Razuardi Essex*
PRIA kelahiran Manyak Payed, Aceh Tamiang, 24 Februari 1941, beberapa hari lalu berkisah tentang suku Mante (Manti) menyusul video penampakan sosok yang diduga Mante yang terekam tanpa sengaja oleh para pengendara motor di suatu lokasi di Aceh.
Tok Mael, penebang kayu yang menghabiskan waktunya di hutan ini pernah bertemu dengan orang Mante sebanyak dua kali, yaitu pada tahun 1967 dan 1992.
Pertemuan pertama terjadi di Desa Cempege, di alur Sungai Bampu, Kecamatan Tamiang Hulu, Aceh Tamiang sekarang. Ketika itu mereka sedang memakan buah kumbar atau salak hutan.

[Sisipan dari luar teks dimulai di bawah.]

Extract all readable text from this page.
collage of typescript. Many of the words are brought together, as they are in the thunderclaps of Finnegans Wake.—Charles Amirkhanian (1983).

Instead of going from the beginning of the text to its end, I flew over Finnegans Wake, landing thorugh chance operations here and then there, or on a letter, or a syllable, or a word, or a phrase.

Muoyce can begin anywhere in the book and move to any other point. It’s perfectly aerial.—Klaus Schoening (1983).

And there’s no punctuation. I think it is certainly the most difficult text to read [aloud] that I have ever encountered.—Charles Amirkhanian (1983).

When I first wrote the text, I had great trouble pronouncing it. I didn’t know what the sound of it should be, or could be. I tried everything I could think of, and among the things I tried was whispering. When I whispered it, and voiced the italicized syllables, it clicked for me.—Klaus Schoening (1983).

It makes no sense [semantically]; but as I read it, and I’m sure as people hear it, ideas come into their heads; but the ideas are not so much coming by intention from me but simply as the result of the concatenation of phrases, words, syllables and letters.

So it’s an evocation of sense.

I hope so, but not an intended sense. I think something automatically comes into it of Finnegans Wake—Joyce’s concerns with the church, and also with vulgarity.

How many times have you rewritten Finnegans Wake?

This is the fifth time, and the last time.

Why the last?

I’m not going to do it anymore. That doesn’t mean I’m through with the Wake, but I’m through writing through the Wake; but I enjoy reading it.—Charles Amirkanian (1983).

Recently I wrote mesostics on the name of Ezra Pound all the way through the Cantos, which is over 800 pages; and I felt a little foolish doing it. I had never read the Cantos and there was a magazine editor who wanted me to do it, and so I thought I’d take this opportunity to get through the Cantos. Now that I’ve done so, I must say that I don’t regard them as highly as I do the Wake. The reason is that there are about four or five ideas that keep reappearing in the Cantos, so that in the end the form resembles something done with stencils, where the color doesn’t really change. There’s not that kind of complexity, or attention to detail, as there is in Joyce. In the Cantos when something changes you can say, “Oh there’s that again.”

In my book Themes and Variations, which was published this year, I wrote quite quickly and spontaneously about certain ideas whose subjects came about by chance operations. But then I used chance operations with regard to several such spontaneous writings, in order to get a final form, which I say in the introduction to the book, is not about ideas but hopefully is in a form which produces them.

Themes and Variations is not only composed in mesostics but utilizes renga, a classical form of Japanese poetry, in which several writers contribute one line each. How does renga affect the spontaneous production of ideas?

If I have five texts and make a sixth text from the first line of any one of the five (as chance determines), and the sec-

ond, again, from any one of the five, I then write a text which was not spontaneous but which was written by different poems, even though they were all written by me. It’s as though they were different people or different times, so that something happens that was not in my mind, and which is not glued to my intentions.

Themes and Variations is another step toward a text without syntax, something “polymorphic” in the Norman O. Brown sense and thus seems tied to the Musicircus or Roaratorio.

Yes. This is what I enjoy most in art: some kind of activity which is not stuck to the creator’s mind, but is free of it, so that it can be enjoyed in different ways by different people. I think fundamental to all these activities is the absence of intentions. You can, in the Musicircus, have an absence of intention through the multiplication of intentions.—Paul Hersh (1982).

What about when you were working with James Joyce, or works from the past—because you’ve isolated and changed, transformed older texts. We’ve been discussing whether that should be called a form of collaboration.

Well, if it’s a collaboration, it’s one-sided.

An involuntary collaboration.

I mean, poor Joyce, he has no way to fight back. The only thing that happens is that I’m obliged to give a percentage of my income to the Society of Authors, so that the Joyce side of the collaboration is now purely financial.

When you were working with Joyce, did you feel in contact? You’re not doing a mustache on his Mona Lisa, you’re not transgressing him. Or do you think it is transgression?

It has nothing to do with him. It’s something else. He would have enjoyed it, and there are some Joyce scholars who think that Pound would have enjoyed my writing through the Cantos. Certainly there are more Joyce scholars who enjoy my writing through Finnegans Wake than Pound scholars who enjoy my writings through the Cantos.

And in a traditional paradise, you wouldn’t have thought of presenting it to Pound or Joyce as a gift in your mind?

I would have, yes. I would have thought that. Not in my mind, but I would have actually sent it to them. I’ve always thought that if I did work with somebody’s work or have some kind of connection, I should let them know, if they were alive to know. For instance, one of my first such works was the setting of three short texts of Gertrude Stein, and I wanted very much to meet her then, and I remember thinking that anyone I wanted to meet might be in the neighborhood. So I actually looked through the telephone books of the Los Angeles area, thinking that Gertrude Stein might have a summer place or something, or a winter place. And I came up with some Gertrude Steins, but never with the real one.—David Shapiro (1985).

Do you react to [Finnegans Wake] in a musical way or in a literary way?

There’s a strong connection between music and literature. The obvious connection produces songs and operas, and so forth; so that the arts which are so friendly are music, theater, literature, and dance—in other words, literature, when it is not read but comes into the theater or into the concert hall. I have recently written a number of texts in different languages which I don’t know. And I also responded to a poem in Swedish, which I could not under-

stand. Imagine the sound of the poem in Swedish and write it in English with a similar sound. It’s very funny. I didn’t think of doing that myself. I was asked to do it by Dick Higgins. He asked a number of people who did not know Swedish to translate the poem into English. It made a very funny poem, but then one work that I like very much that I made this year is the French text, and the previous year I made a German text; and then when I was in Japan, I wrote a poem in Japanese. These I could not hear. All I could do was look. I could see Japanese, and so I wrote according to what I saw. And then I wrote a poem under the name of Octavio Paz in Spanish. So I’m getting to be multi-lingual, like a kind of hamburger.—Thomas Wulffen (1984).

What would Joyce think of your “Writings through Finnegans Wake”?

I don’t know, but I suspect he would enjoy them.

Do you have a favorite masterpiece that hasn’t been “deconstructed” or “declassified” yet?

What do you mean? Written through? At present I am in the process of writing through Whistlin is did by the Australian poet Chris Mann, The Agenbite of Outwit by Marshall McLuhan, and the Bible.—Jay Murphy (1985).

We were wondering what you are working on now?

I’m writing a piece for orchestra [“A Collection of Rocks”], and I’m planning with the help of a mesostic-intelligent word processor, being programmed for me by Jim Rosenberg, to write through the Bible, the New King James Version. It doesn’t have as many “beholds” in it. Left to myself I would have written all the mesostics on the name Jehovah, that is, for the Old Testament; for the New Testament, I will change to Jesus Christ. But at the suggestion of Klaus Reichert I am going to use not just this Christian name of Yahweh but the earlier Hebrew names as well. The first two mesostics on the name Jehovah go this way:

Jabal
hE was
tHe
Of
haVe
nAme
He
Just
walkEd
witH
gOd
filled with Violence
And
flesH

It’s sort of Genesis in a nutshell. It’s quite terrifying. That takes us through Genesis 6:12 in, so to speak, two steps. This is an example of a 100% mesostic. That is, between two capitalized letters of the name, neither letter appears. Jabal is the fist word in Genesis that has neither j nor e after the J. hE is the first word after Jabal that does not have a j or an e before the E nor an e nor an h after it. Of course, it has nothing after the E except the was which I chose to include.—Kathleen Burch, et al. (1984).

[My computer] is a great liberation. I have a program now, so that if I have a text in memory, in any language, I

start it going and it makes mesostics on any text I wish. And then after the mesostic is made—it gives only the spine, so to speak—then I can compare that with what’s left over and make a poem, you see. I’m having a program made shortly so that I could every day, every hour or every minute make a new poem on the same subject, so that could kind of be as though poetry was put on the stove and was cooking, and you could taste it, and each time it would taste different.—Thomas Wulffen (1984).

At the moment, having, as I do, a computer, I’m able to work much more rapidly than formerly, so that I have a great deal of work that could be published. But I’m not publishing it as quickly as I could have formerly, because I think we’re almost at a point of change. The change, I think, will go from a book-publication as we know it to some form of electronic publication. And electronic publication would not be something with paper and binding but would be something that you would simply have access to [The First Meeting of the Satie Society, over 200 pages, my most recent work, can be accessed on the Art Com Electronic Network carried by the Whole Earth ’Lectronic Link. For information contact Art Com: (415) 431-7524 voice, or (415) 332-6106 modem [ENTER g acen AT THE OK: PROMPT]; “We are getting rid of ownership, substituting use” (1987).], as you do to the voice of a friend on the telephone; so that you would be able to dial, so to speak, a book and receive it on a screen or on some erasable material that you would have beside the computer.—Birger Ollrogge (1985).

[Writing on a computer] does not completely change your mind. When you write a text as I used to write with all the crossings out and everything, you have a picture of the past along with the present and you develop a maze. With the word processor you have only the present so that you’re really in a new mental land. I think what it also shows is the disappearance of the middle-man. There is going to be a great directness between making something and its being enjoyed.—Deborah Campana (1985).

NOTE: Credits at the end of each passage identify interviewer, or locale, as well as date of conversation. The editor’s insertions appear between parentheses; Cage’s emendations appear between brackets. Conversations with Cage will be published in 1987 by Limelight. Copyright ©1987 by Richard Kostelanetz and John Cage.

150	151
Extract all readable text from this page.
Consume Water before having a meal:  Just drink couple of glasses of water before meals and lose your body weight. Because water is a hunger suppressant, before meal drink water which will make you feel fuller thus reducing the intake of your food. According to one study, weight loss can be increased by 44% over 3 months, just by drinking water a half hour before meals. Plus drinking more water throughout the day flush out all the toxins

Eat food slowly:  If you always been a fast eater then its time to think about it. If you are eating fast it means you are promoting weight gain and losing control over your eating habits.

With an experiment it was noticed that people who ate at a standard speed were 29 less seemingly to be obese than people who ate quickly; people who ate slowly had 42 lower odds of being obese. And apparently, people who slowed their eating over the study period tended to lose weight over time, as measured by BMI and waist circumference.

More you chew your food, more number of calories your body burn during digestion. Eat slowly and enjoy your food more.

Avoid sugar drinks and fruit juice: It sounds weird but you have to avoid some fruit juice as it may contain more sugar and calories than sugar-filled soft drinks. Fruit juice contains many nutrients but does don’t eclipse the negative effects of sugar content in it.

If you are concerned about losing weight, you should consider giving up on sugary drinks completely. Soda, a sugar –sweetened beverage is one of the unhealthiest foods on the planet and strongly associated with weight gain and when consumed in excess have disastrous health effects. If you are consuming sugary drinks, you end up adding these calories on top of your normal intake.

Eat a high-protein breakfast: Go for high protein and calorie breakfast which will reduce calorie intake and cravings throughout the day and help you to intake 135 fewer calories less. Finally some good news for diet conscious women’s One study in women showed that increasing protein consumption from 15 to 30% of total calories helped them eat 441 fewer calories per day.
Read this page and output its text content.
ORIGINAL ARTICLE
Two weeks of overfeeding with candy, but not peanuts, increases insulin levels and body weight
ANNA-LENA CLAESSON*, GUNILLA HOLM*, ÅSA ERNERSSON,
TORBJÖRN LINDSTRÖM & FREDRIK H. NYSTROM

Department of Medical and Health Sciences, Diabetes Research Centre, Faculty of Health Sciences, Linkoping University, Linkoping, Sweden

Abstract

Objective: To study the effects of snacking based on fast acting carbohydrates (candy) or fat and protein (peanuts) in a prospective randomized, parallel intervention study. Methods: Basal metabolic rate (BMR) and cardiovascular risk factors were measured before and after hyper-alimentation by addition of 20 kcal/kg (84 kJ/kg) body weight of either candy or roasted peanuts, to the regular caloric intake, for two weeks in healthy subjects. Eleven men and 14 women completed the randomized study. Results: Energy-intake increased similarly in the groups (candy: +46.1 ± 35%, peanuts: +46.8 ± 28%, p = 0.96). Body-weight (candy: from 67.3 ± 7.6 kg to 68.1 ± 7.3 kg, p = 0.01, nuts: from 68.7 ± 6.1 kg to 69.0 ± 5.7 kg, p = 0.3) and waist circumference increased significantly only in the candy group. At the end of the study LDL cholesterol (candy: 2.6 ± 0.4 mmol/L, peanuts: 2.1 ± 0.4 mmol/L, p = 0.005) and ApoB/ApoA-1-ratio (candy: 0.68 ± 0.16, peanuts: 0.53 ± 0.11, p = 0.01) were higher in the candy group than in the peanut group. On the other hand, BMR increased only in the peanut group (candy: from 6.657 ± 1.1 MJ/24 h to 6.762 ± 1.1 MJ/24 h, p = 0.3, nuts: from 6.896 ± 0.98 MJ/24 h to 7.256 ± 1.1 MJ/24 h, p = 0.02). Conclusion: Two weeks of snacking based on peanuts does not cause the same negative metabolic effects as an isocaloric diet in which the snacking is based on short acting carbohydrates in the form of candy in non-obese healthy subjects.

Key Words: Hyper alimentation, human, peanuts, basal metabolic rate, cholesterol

Kesaksian yang kedua, Tok Mael melihat keberadaan orang Mante di Gua Atu Janggot, juga di Kecamatan Tamiang Hulu dalam jarak kurang lebih 15 meter. Terlihat para Mante sedang mencari kutu, kemudian dilakukan pengejaran dan menghilang. Gua ini sekarang berfungsi sebagai budidaya walet alami.
Dalam kisahnya, Tok Mael menjelaskan bahwa orang Mante bertubuh pendek, seukuran tinggi anak berusia 3 atau 4 tahun. Taring giginya kelihatan jelas ketika menggerakkan bibir. Rambutnya ikal panjang menutupi punggung serta pada bagian depannya ditumbuhi bulu yang menutupi kemaluannya. Hidungnya pesek sehingga kelihatan jelas lubang hidung yang dominan di wajah itu. Beralis-mata tebal, namun matanya relatif kecil jika dibanding dengan bentuk wajah yang lebar.
Dalam pengejaran yang dilakukan Tok Mael, terlihat telapak kaki mereka terbalik sehingga pengejaran terkelabui oleh tuntunan arah telapak kaki itu. Ruas jari tangan dan kakinya relatif pendek, namun kuku disemua jemarinya panjang. Warna kulit mereka sawo matang kehitaman.
Orang Mante hidup berkelompok dan suka duduk di atas batu yang terdapat di alur atau anak sungai. Suku ini pemakan ikan dan buah-buahan hutan.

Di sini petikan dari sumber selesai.